Airports Director Jeff Mulder said the third, $40 million phase of the passenger terminal expansion and rehabilitation project could begin this year and be completed in about three years.

Mulder said the next series of terminal projects includes replacement of the inbound baggage conveyor system; raising the roof, installing skylights, new heating and air conditioning systems and new lighting on the east and west concourses; electrical upgrades; and installation of new sprinkler systems.

The new terminal projects follow $34 million in terminal construction over the past four years that centered around new passenger and baggage checkpoint security systems in the center terminal, and new restaurants and retail shops.

Mulder said the next phase of terminal rehabilitation would be accomplished by leveraging the $4.5 million a year in revenue that TAIT receives from the $3-per-ticket Passenger Facility Charge to sell revenue bonds.

"We plan to issue bonds to get all the money at once instead of as a pay-as-you-go project," Mulder said. "Going out and getting revenue bonds allows us to get the work done in a shorter time frame. We really could tie up the concourses for years doing this work piecemeal."

Mulder said airport staff will be meeting March 6 with representatives of the eight airlines that serve Tulsa International to discuss the terminal rehabilitation plans and receive comments on them. The airlines underwrite much of the costs of operations at Tulsa International.

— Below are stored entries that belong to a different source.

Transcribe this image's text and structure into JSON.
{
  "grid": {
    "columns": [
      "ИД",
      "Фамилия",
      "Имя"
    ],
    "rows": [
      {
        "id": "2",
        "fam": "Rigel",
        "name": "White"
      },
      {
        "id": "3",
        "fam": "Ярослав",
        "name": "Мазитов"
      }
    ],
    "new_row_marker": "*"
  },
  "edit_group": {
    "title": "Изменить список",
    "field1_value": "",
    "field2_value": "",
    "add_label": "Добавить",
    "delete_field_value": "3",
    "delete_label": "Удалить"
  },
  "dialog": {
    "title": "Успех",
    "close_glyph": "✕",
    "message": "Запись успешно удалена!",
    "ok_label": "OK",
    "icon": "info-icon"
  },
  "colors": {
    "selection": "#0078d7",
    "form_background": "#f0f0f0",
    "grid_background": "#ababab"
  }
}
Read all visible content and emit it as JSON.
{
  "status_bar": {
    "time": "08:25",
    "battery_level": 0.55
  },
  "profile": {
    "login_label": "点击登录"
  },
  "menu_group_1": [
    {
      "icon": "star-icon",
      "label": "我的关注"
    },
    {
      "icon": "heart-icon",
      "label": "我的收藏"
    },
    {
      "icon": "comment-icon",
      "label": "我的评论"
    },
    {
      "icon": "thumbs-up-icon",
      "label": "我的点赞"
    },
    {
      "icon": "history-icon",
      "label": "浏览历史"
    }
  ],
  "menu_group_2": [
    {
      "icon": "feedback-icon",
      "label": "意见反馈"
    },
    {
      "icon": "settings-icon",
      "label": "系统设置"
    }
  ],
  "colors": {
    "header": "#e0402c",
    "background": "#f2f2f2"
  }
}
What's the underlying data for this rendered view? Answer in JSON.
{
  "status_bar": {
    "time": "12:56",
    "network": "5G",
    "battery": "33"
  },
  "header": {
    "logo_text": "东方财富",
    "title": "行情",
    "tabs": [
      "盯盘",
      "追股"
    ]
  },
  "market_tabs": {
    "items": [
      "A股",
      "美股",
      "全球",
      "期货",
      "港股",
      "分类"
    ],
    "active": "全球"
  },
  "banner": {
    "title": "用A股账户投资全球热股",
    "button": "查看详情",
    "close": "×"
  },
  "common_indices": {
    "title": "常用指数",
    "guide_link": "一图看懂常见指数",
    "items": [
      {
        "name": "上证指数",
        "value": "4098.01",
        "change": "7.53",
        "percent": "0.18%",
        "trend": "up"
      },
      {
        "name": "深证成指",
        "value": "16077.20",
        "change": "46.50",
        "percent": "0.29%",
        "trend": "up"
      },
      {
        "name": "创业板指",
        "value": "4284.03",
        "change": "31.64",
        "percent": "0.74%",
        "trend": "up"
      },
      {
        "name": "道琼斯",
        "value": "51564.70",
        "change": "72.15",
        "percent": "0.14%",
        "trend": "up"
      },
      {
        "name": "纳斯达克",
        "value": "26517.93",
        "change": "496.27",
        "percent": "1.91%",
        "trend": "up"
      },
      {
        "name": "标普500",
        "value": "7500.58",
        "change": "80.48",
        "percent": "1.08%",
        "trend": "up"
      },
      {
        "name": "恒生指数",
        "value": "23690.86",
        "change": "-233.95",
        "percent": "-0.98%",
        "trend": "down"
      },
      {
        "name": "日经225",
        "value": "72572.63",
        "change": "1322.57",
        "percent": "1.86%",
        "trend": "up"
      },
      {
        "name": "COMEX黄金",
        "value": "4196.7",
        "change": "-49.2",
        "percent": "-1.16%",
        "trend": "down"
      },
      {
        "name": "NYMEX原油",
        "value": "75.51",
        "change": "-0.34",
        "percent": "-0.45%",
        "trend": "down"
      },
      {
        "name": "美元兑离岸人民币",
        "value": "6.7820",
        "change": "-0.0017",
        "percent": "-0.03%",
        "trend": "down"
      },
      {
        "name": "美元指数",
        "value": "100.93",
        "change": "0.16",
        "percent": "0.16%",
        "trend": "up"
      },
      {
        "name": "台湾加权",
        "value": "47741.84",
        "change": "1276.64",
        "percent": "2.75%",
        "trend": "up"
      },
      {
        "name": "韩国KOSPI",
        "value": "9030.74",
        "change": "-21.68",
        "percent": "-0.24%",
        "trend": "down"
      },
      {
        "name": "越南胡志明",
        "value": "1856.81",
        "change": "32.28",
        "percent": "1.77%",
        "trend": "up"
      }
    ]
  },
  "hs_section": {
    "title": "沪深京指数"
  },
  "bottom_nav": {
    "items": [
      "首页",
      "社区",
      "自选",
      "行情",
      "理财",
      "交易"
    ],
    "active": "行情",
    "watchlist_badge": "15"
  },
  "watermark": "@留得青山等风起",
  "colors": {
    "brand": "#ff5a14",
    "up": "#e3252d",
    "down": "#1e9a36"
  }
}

Other 2008 capital projects include $7.7 million in noise mitigation construction; $1.5 million in design work on a 750-space expansion of the terminal building parking garage; and $2.25 million in terminal roadway and signage improvements.

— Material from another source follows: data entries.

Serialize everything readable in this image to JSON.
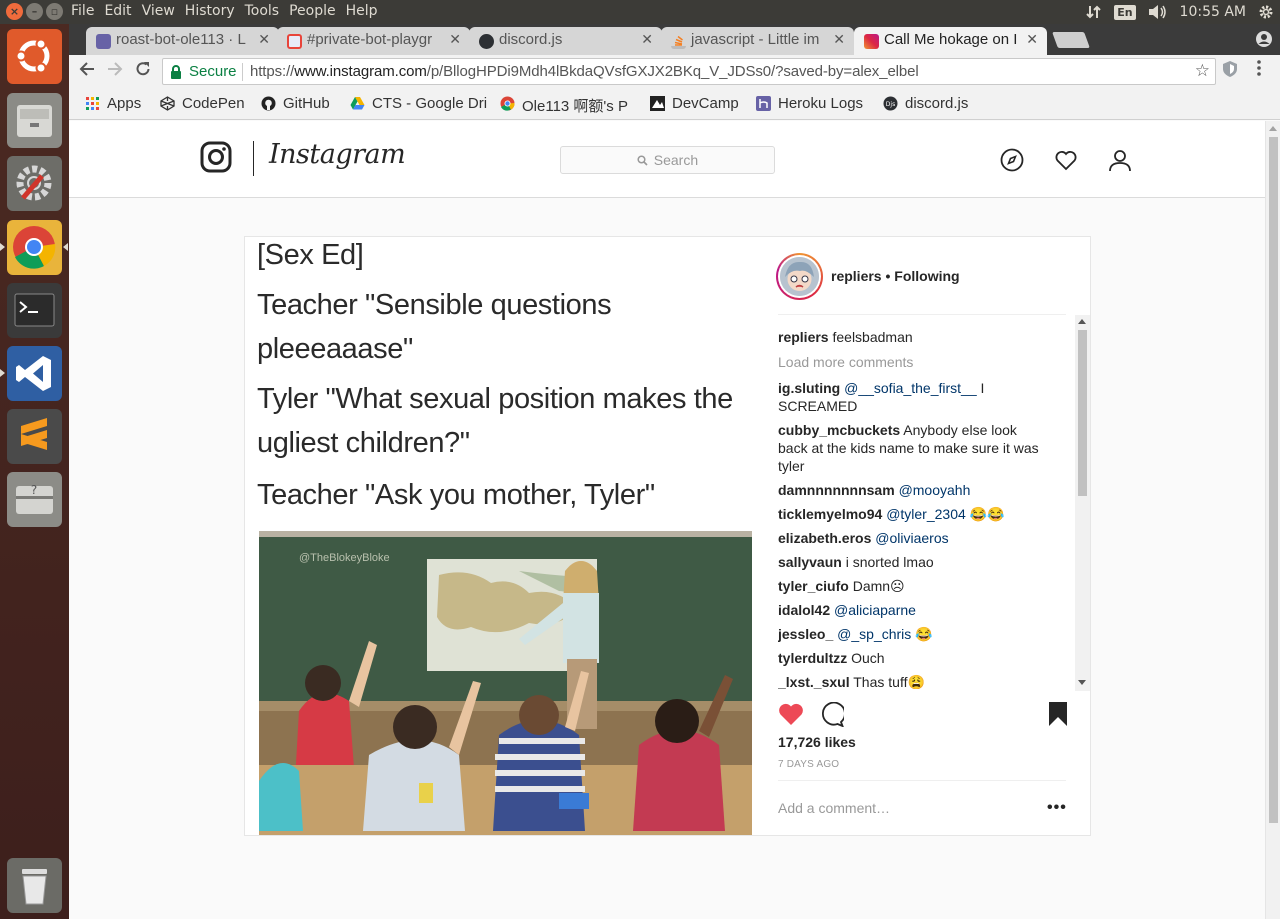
{
  "system": {
    "menu": [
      "File",
      "Edit",
      "View",
      "History",
      "Tools",
      "People",
      "Help"
    ],
    "keyboard": "En",
    "time": "10:55 AM"
  },
  "tabs": [
    {
      "title": "roast-bot-ole113 · L",
      "icon": "heroku-icon",
      "color": "#6762a6"
    },
    {
      "title": "#private-bot-playgr",
      "icon": "discord-tab-icon",
      "color": "#e8ebf8"
    },
    {
      "title": "discord.js",
      "icon": "discordjs-icon",
      "color": "#2c2f33"
    },
    {
      "title": "javascript - Little im",
      "icon": "stackoverflow-icon",
      "color": "#f48024"
    },
    {
      "title": "Call Me hokage on I",
      "icon": "instagram-icon",
      "color": "#c13584"
    }
  ],
  "address": {
    "secure_label": "Secure",
    "scheme": "https://",
    "host": "www.instagram.com",
    "path": "/p/BllogHPDi9Mdh4lBkdaQVsfGXJX2BKq_V_JDSs0/?saved-by=alex_elbel"
  },
  "bookmarks": [
    {
      "label": "Apps",
      "icon": "apps-grid-icon"
    },
    {
      "label": "CodePen",
      "icon": "codepen-icon"
    },
    {
      "label": "GitHub",
      "icon": "github-icon"
    },
    {
      "label": "CTS - Google Dri",
      "icon": "google-drive-icon"
    },
    {
      "label": "Ole113 啊额's P",
      "icon": "chrome-icon"
    },
    {
      "label": "DevCamp",
      "icon": "devcamp-icon"
    },
    {
      "label": "Heroku Logs",
      "icon": "heroku-icon"
    },
    {
      "label": "discord.js",
      "icon": "discordjs-icon"
    }
  ],
  "instagram": {
    "wordmark": "Instagram",
    "search_placeholder": "Search"
  },
  "post": {
    "meme_lines": [
      "[Sex Ed]",
      "Teacher \"Sensible questions",
      "pleeeaaase\"",
      "Tyler \"What sexual position makes the",
      "ugliest children?\"",
      "Teacher \"Ask you mother, Tyler\""
    ],
    "watermark": "@TheBlokeyBloke",
    "owner": "repliers",
    "owner_separator": " • ",
    "follow_state": "Following",
    "caption": {
      "user": "repliers",
      "text": "feelsbadman"
    },
    "load_more": "Load more comments",
    "comments": [
      {
        "user": "ig.sluting",
        "mention": "@__sofia_the_first__",
        "text": " I SCREAMED"
      },
      {
        "user": "cubby_mcbuckets",
        "mention": "",
        "text": "Anybody else look back at the kids name to make sure it was tyler"
      },
      {
        "user": "damnnnnnnnsam",
        "mention": "@mooyahh",
        "text": ""
      },
      {
        "user": "ticklemyelmo94",
        "mention": "@tyler_2304",
        "text": " 😂😂"
      },
      {
        "user": "elizabeth.eros",
        "mention": "@oliviaeros",
        "text": ""
      },
      {
        "user": "sallyvaun",
        "mention": "",
        "text": "i snorted lmao"
      },
      {
        "user": "tyler_ciufo",
        "mention": "",
        "text": "Damn☹"
      },
      {
        "user": "idalol42",
        "mention": "@aliciaparne",
        "text": ""
      },
      {
        "user": "jessleo_",
        "mention": "@_sp_chris",
        "text": " 😂"
      },
      {
        "user": "tylerdultzz",
        "mention": "",
        "text": "Ouch"
      },
      {
        "user": "_lxst._sxul",
        "mention": "",
        "text": "Thas tuff😩"
      }
    ],
    "likes": "17,726 likes",
    "posted": "7 DAYS AGO",
    "add_comment_placeholder": "Add a comment…",
    "more_label": "•••"
  }
}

The board awarded 2008's first noise mitigation contract to S&L Specialty Contracting Inc. of Syracuse, N.Y. S&L's bid for 38 homes was the lowest of the three submitted, and it was above the engineer's estimate of $1.13 million.

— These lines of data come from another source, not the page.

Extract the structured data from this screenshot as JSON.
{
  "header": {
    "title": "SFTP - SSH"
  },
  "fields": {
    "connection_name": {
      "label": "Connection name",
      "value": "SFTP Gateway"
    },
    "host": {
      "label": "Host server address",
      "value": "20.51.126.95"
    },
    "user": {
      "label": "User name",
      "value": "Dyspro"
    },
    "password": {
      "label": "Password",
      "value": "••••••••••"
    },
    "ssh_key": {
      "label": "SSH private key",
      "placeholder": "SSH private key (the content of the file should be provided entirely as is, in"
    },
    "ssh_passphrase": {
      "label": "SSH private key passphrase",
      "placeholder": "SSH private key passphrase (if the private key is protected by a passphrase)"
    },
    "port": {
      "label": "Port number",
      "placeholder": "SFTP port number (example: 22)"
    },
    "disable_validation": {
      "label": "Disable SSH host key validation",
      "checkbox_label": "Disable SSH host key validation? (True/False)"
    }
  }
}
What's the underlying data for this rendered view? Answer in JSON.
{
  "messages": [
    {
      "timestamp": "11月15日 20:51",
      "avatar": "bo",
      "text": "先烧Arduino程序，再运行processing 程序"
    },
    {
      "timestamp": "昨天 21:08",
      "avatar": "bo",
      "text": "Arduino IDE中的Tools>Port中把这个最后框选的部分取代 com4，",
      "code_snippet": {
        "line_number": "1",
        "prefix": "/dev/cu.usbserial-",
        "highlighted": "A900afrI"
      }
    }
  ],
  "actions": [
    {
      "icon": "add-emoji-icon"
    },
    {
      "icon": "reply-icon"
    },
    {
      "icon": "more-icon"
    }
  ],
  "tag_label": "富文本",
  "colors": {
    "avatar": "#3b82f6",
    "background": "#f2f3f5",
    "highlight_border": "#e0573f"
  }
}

Mulder said he met individually with airport tenants to review the draft Minimum Standards for Commercial Operators at Tulsa International. He also sent a copy for review by the Federal Aviation Administration.

Trustee Charles Sublett, who spearheaded TAIT's efforts to adopt minimum standards for commercial operators at both Tulsa International and Jones Riverside Airport, said the board may be able to approve the minimum standards in March.

Trustees also reviewed the draft Airport Security Plan at Jones Riverside. The Oklahoma Aeronautics Commission is urging airports to adopt airport security plans as a proactive step to improve security at general aviation airports, Mulder said.

Alexis Higgins, Tulsa International's marketing director, said Continental Airlines has agreed to alter its flight schedule between Tulsa and Newark, N.J., to permit business fliers to plan one-day trips to New York City.

As of Saturday, Higgins said, Continental will change its departure time for the Newark-to-Tulsa flight from 3:15 p.m. to 6:10 p.m. By summer, the Newark-to-Tulsa flight will depart at 7 p.m., she said.

The outbound flight leaves Tulsa at 7 a.m. and arrives in Newark at 11 a.m.

"It's a time and money issue," Higgins said. "A New York City hotel could be $200 a night."

Last month's three-day ice storm cut deeply into airport revenue and escalated operating costs, Mulder said. The storm caused all airlines to halt or curtail operations for parts of all three days.